2. You're constantly being blamed: Narcissists don't accept that they create their own experience. Instead, they are constantly hurt by your behavior and project the blame onto you. Their responses are triggered by unhealed wounds, so they're trying to relieve pain, subconsciously, through harmful emotional abuse.
3. You start feeling obsessive, needy, or codependent after spending time with this person: An empath's light is bright; highly sensitive people have a high love quotient. Oftentimes, the more powerful we are, the more challenges we face in keeping that power and harnessing it in a way that serves others. If you're feeling obsessive, needy, codependent, and drained, that's a red flag.

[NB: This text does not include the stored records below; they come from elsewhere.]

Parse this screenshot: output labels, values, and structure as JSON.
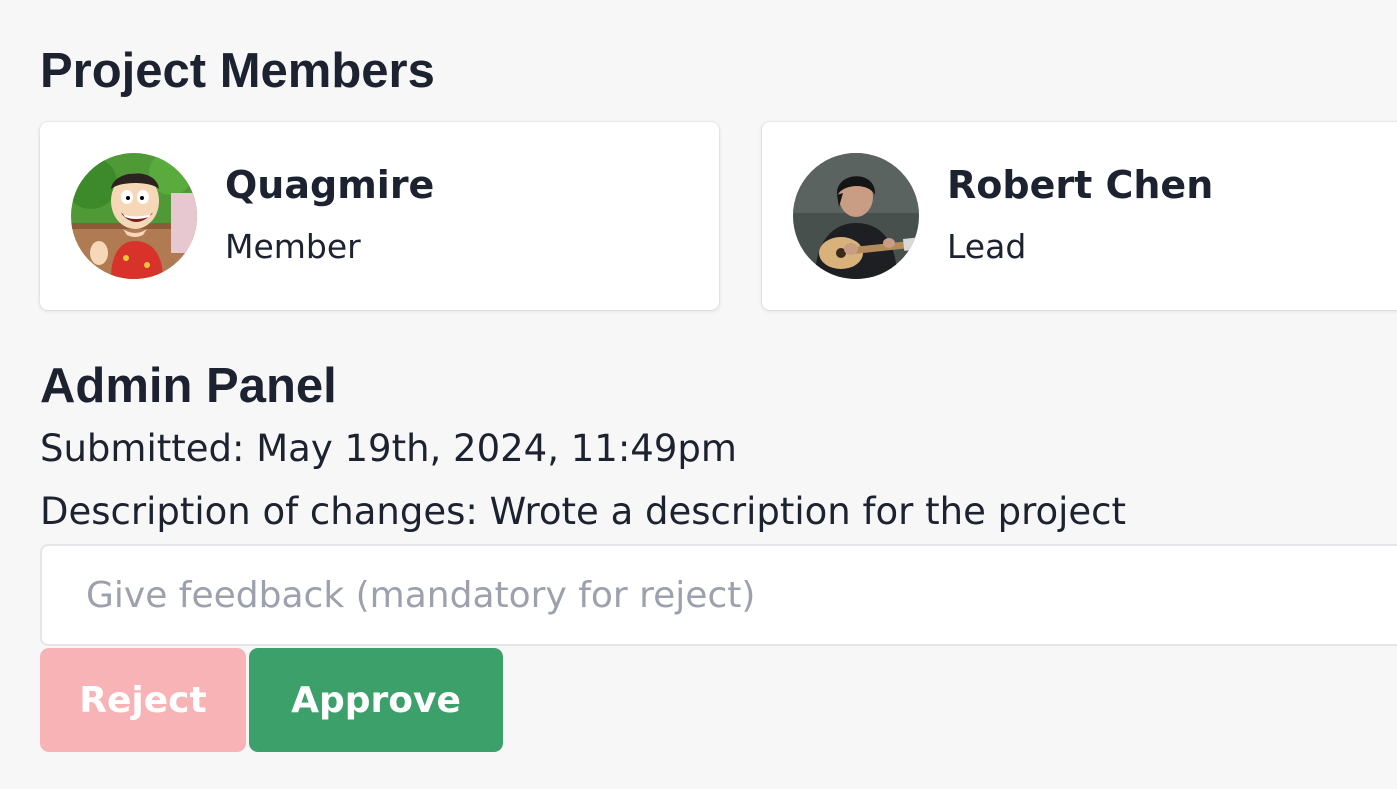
{
  "members_section": {
    "title": "Project Members",
    "members": [
      {
        "name": "Quagmire",
        "role": "Member",
        "avatar": "cartoon-avatar"
      },
      {
        "name": "Robert Chen",
        "role": "Lead",
        "avatar": "guitar-player-photo"
      }
    ]
  },
  "admin_panel": {
    "title": "Admin Panel",
    "submitted": "Submitted: May 19th, 2024, 11:49pm",
    "description": "Description of changes: Wrote a description for the project",
    "feedback": {
      "value": "",
      "placeholder": "Give feedback (mandatory for reject)"
    },
    "reject_label": "Reject",
    "approve_label": "Approve"
  },
  "colors": {
    "reject_disabled": "#f7b3b5",
    "approve": "#3ca06a",
    "text": "#1c2230",
    "background": "#f7f7f8"
  }
}
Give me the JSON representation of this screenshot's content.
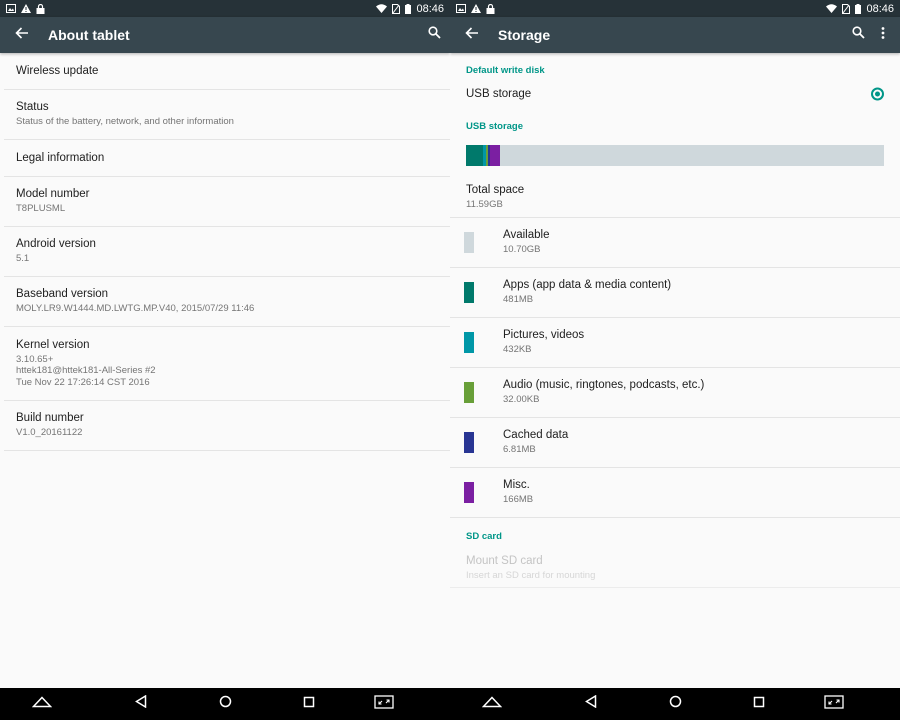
{
  "status_bar": {
    "time": "08:46"
  },
  "left": {
    "title": "About tablet",
    "items": [
      {
        "title": "Wireless update",
        "summary": ""
      },
      {
        "title": "Status",
        "summary": "Status of the battery, network, and other information"
      },
      {
        "title": "Legal information",
        "summary": ""
      },
      {
        "title": "Model number",
        "summary": "T8PLUSML"
      },
      {
        "title": "Android version",
        "summary": "5.1"
      },
      {
        "title": "Baseband version",
        "summary": "MOLY.LR9.W1444.MD.LWTG.MP.V40, 2015/07/29 11:46"
      },
      {
        "title": "Kernel version",
        "summary_lines": [
          "3.10.65+",
          "httek181@httek181-All-Series #2",
          "Tue Nov 22 17:26:14 CST 2016"
        ]
      },
      {
        "title": "Build number",
        "summary": "V1.0_20161122"
      }
    ]
  },
  "right": {
    "title": "Storage",
    "default_write_disk": {
      "header": "Default write disk",
      "option": "USB storage",
      "selected": true
    },
    "usb_storage": {
      "header": "USB storage",
      "total": {
        "title": "Total space",
        "value": "11.59GB"
      },
      "categories": [
        {
          "name": "Available",
          "size": "10.70GB",
          "color": "#cfd8dc"
        },
        {
          "name": "Apps (app data & media content)",
          "size": "481MB",
          "color": "#00796b"
        },
        {
          "name": "Pictures, videos",
          "size": "432KB",
          "color": "#0097a7"
        },
        {
          "name": "Audio (music, ringtones, podcasts, etc.)",
          "size": "32.00KB",
          "color": "#689f38"
        },
        {
          "name": "Cached data",
          "size": "6.81MB",
          "color": "#283593"
        },
        {
          "name": "Misc.",
          "size": "166MB",
          "color": "#7b1fa2"
        }
      ],
      "usage_bar": [
        {
          "color": "#00796b",
          "fraction": 0.041
        },
        {
          "color": "#0097a7",
          "fraction": 0.007
        },
        {
          "color": "#689f38",
          "fraction": 0.005
        },
        {
          "color": "#283593",
          "fraction": 0.005
        },
        {
          "color": "#7b1fa2",
          "fraction": 0.024
        }
      ]
    },
    "sd_card": {
      "header": "SD card",
      "title": "Mount SD card",
      "summary": "Insert an SD card for mounting"
    }
  },
  "colors": {
    "accent": "#009688",
    "toolbar": "#37474f",
    "statusbar": "#263238",
    "navbar": "#000000"
  },
  "icons": {
    "back": "arrow-left-icon",
    "search": "search-icon",
    "overflow": "more-vert-icon"
  }
}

4. They’re never the rule, always the exception: Just as they believe they are superior to everyone around them, they also like to think they are above the laws and dictates that apply to “ordinary” people. They see themselves as exceptional, so they regularly find ways to get people to break the rules or turn a cheek when they want to step outside the boundaries of society. Why should they have to follow the rules like everyone else?
5. They boost themselves up by bringing others down: When a narcissist feels threatened by someone who is “outperforming” them in one way or another, they tend towards insults and degradation to make sure that person is knocked down a peg or two. You could be recognized as one of the smartest people in the world and the narcissist would do his or her best to somehow bring you down to their low-stooping level.
The way out of a narcissistic relationship starts with awareness and is followed by taking responsibility for our choices and feelings and learning how to love ourselves enough to leave. What happens when we blame the narcissist for our pain is that we become even more needy or codependent.
Blame keeps us trapped. The narcissist is not responsible for our wounds. They trigger our wounds. They allow us to see and feel them so we can heal them. Only then can we realize it's not about the other person and return to ourselves. This is how we win. We rise above their frequency, above the ego, which is the only level the narcissist lives on. That's how you are able to leave.
This relationship is an important spiritual assignment to heal your deepest wounds. Knowing the higher purpose of relationships helps us to detach and release painful life patterns.